Vintage Saints and Sinners by Karen Wright Marsh, Free for CAPC Members
In Vintage Saints and Sinners, Karen Wright Marsh manages to emphasize the vast goodness of spiritual giants while also humanizing them.
Every Friday in Sacred Space, Brad Williams explores the place of popular culture in the local church.
If it is true that discretion is the better part of valor, we might earnestly pray that our pastors would realize this. While you are engaged in intercession for pastors in such matters, it will not take long to also mention bloggers in that particular request as well. You could even mention me, if you please, I am a pastor and a blogger, and I need help as much as anyone. Ask my editors. [Editor: Yes]
Thank the Lord I do have editors [Editor: Tell me about it.]; lately it seems that many of my colleagues in the ministry of blogging and preaching do not. With the new media, everyone who has access to a computer can instantly upload all their thoughts and tantrums to the internet with a theoretical billion or so viewers. For the average Joe at home, that probably isn’t that big of a deal. Other than annoying a few people on Facebook with your drama, he probably will not wreak that much havoc. But for a pastor, it can be devastating. I labor under the reality that there are several dozen families who take what I say seriously because I am a pastor. I am their shepherd, and I will give an account for their souls. So the content of what I put out on the internet matters because it immediately affects them and comes from someone they regard as trustworthy.
Pastors, especially evangelical ones, seem particularly vulnerable to “know it all” syndrome. The average pastor in an evangelical church generally says that he feels “called” of the Lord to be a pastor. So he has an idea that God has specially made him to lead, guide, and direct the people of God. This feeling of divine right can easily morph into the idea that they are special and above normal mortals who inhabit the church. They picture themselves as a kind of Moses, delivering the law of God to a bunch of rebellious Israelites who do not have the same wisdom and connection to God that they do.
This leads to the second downfall of the evangelical pastor. He believes, rightly, that the Bible is true, God-breathed, and awesome. Because it is trustworthy and true, the pastor comes to realize that the Bible is the expert on everything. And since he is an expert on the Bible, the pastor comes to fallaciously view himself as an expert on everything. If you couple this notion with a congregation that gives him little accountability intellectually, or worse if they are propping him up as the local expert on everything, then he is going to become a disastrous personality to deal with. If you couple a sense of ‘divine right’ to pontification with the idea that one is an expert on everything, you have a formula for almost uncorrectable bloviating.
So how can the church help pastors not become arrogant, over-bearing know-it-alls who have the answer to everything from proper social gender behavior to who we ought to vote for and to whether or not global warming is for real? Don’t misunderstand me, I’m all for pastors having an informed opinion on many matters. I’m simply advocating for churches to raise a pastor’s awareness to the difference between “Thus says the Lord” and “I think…” Because the tricky part is that some things are “Thus says the Lord”, but some aren’t. So what is a church to do?
First, stop handing all the responsibility for administration and teaching to one guy. If that particular guy is fresh out of seminary and under twenty-five, the search committee should probably be horse-whipped. There are exceptions, I confess it, but they are few and far between. There is a reason that Paul says that an overseer ought to have children that behave, be a proven one-woman man, and not a new convert (1 Tim. 3:1-7).

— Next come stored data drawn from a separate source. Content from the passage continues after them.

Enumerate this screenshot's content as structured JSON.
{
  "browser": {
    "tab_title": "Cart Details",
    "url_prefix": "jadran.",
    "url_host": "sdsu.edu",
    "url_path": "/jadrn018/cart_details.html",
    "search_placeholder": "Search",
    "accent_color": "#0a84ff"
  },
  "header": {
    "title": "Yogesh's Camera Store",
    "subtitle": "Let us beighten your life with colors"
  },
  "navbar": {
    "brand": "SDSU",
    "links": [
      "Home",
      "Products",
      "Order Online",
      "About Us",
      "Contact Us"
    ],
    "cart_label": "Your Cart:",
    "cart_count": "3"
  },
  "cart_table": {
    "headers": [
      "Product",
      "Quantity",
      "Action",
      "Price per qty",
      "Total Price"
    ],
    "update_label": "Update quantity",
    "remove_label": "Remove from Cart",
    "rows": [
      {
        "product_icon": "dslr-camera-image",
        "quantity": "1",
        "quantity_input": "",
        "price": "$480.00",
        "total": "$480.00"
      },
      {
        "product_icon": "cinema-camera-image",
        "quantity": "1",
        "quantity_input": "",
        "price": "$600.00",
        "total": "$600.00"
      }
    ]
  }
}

God gives us fantastic doses of humility through child-rearing and marriage, and most people cannot learn patience and empathy without a debacle or ten in both departments.

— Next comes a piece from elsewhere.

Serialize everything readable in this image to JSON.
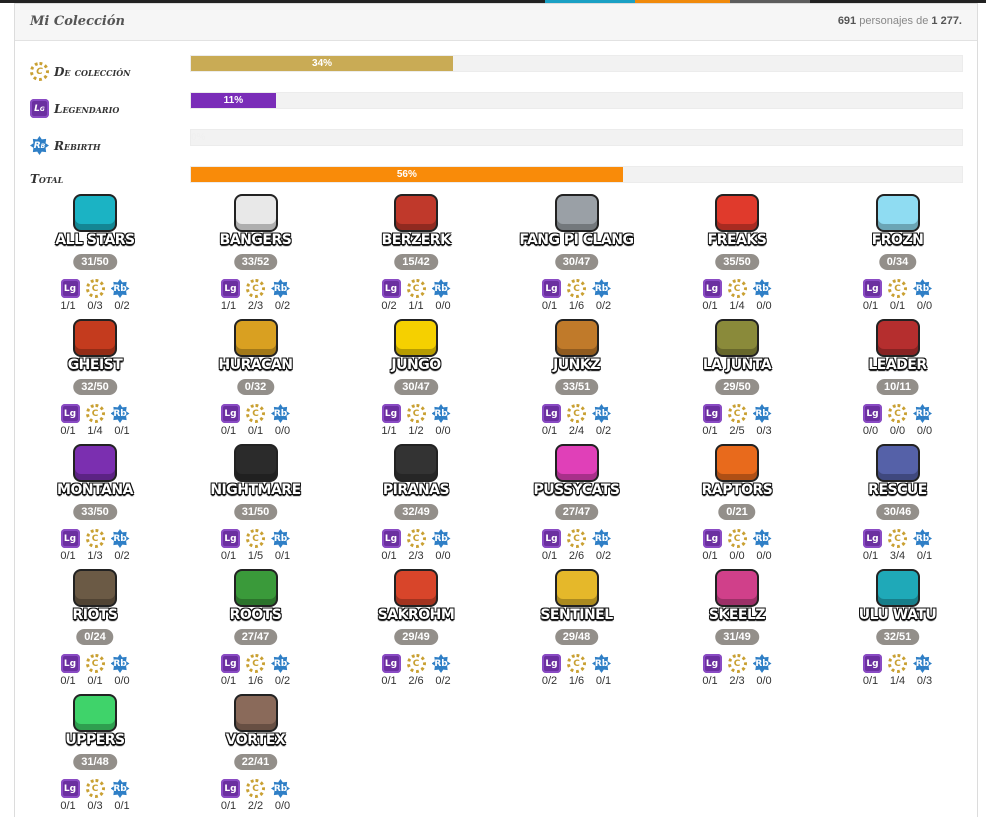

Second, stop talking about whether or not a guy feels “called” all the time and ask more biblical questions. Or at least, ask questions that aren’t entirely subjective and un-quantifiable. Paul says that the man who “desires” the office of overseer “desires” a good thing. He doesn’t say the guy who feels “called”, he says the guy who really wants to do it. So ask the guy if he wants to be a pastor. God does not have to force the man to do it, the man ought to want to and he ought to have the humility and wherewithal to admit it.
Next, find out if the guy is qualified. Is he a good teacher? Does he have a reputation for being pugnacious or patient? Does he love to fight or make peace? Would he rather punch someone who disagrees or sit him down for a meal and a chat?
Does this mean that our pastors should be pushovers? No, they ought to be able to encourage and reprove, and reproving means disciplining and standing up to real error. But he ought to do it in a way that doesn’t devolve into raucous name-calling, at least, the pastor ought not be the one doing the name-calling.
One last thing, if your pastor has a blog, encourage him in it if he blogs well. But you might want to suggest that he get an editor, because two eyes on a post make for a better post. Also, it helps if that editor will occasionally say, “Uh…bro, this is dumb.” [Editor: Uh, about that, Brad…] So thanks, Rich and Alan [Editor: You’re welcome, readers. You are welcome.] and Drew for rescuing me from dumbness on the internet a couple times. And also Seth, who isn’t an editor but does a really good job of exposing my ignorance. Occasionally. I mean, sometimes I am right.